Damian Green held talks with representatives from Scotland, Wales and Northern Ireland in the first formal meeting of the joint ministerial committee (JMC) for eight months, and claimed progress meant “talk of a power grab is now behind us”.
The Scottish and Welsh governments have raised serious concerns over the EU (Withdrawal) Bill, which will see EU responsibilities in areas which would normally fall to devolved governments initially transferred to Westminster.
Scottish Brexit minister Michael Russell said Nicola Sturgeon would still recommend that Holyrood refuses to give its consent to the EU Bill “until the power grab is removed”.
Scotland and Wales have insisted the legislation undermines the principles of devolution, and warned they cannot recommend that legislative consent is given to the Bill as it stands.
At the JMC, Scotland, Wales and Northern Ireland were able to agree with the UK government general principles on their role in any post-Brexit arrangements.
But speaking after the meeting, Mr Russell said: “However we remain unable to recommend the Scottish Parliament consent to the EU Withdrawal Bill as currently drafted and will not be able to do so until the power grab is removed from the bill.
“I have and will continue to press for the amendments suggested by ourselves and the Welsh Government to be accepted, removing the power grab and providing a clear solution that respects devolution.”
The UK Government has said it is necessary to bring powers back to Westminster before devolving them in order to develop common frameworks and prevent trade barriers being created within the UK. Mr Green described the JMC as “very constructive” and “successful” but rejected accusations of a power grab.

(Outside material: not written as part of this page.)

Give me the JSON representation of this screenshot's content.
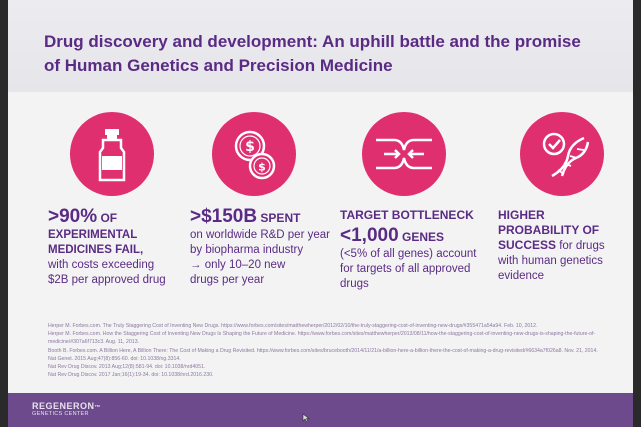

The First Secretary of State told reporters: “I think you will see from principles that we have agreed today that talk of a power grab is now behind us. We’ve agreed that obviously there need to be ways in which we preserve the UK single market so we don’t damage businesses in Scotland or Wales or Northern Ireland. But (also) that we fully respect the devolution settlements, that we expect this to end with more powers going to the devolved administrations than they have had under the previous arrangement.”